The time is 5 p.m. Normally, Osmar would be outside at this hour, tending to chores in the dog lot. But he is still recovering from that ugly four-wheeler accident. Two of his smaller cabins were destroyed, along with a slew of other cabins and homes in the area during the Caribou Hills fire that cost roughly $6 million to fight. Though his main cabin and his dad's cabin avoided fire damage, the painful and slow-to-heal injury slowed him during commercial fishing season.
But with the help of his four children, the fishing business rolled on. He was able to bark orders from the stern of his setnet skiff while standing on an ankle that had shattered into 30 pieces. "Our fishing season wasn't good anyway," Osmar said.
His Iditarod season turned out even worse.
Replacing Osmar for this Iditarod is 1989 winner Joe Runyan, who was hired to take over for Osmar as young musher Rachael Scdoris' visual guide. The Bend, Ore., woman is legally blind and has been training with Runyan here in the Caribou Hills, with Osmar blazing their trails on a snowmachine. A still-hobbling Osmar can't picture himself guiding her from Anchorage to Nome.

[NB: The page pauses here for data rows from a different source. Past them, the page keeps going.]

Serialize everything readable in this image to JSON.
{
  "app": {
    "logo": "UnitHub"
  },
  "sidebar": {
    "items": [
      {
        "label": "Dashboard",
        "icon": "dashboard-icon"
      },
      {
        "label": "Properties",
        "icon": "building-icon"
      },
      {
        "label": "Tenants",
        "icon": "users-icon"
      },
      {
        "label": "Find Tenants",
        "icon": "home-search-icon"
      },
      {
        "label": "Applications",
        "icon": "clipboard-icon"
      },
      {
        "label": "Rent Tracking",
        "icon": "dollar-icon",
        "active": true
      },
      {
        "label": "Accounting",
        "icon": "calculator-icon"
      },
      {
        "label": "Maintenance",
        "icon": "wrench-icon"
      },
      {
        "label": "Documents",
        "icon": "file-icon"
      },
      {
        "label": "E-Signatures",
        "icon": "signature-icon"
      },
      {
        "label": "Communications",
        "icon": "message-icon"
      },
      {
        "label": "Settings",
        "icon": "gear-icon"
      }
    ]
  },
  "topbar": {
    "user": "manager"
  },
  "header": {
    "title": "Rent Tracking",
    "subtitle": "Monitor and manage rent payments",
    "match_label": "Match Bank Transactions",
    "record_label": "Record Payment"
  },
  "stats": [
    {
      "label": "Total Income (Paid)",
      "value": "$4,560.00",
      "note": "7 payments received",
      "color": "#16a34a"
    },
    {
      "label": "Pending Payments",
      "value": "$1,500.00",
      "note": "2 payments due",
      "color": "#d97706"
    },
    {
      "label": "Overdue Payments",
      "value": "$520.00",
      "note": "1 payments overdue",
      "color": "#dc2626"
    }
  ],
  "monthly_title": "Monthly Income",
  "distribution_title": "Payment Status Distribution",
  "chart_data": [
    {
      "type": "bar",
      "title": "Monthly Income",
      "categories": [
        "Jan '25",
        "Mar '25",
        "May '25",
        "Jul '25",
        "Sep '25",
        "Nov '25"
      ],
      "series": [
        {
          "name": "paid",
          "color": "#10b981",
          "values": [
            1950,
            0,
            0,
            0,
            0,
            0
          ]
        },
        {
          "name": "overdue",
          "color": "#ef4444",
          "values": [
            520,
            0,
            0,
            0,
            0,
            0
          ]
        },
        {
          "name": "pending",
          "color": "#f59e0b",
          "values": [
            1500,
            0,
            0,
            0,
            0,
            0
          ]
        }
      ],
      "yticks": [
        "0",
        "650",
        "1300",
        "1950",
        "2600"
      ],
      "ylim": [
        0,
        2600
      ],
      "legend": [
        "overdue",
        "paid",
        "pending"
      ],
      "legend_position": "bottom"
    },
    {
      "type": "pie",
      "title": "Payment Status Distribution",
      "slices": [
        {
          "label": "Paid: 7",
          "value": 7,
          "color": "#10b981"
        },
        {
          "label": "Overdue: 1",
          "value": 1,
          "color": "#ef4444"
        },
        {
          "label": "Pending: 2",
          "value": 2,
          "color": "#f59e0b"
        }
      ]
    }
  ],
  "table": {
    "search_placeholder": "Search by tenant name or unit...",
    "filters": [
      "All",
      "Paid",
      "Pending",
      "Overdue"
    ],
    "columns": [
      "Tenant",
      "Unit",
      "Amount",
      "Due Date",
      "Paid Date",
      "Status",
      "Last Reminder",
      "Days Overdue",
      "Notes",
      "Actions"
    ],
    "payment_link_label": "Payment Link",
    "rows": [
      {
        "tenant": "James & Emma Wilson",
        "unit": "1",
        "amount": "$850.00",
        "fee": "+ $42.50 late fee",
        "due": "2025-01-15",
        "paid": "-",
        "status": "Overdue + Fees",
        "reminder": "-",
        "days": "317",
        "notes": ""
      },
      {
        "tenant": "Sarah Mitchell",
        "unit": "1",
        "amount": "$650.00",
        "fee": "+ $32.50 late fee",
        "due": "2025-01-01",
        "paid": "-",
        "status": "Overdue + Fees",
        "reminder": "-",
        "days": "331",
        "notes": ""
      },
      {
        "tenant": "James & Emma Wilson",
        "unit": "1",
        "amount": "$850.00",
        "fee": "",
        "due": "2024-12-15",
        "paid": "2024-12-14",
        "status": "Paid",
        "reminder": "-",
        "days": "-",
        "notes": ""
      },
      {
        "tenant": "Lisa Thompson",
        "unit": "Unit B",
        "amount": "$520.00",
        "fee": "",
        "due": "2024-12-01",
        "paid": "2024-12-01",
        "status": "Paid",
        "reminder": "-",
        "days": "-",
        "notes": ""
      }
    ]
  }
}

"I could probably crawl to Nome," he admitted. "But if I'm helping someone else, that's just too much."
Jerry Scdoris, Rachael's father, said he was pleasantly surprised when Runyan offered to replace Osmar, whose life took another tragic turn late in the year. In December, Osmar lost his stepmother, Sarah Armstrong, 46, in an automobile accident on the Sterling Highway.
"It's been a hard year for the Osmar family," said Jerry Scdoris. "That's the understatement of the year."
'CASUALTY OF WAR'
Osmar is lying on his sofa now, waiting for help while he rides out the pain. He hadn't hurt this badly since he broke his nose ice skating as a child. Paramedics arrive at 5 a.m., five hours after his group dodged state troopers and rode four-wheelers down Oil Well Road with flames roaring on each side, and two-and-a-half grueling hours after he spilled off his machine. At the hospital in Soldotna, doctors drill a rod through his heel to his shin to keep his ankle together.
"It looked like my foot was falling off," Osmar said. "It was the most painful thing you would ever want."
In hindsight, he would be training today to run his 23rd straight Iditarod on March 1 had he worn motorcycle boots instead of Croc sandals on that fateful morning on summer solstice. "That was probably my biggest mistake, not taking the time to change shoes," he said. "Crocs aren't good for forest fighting. But we had to do some fast moving.
"There was a forest fire, man -- gotta save the dogs first, and once everything is under control, sneak back and save the house. Casualty of war; I broke my ankle."
But at least he's got a cabin in which to recuperate.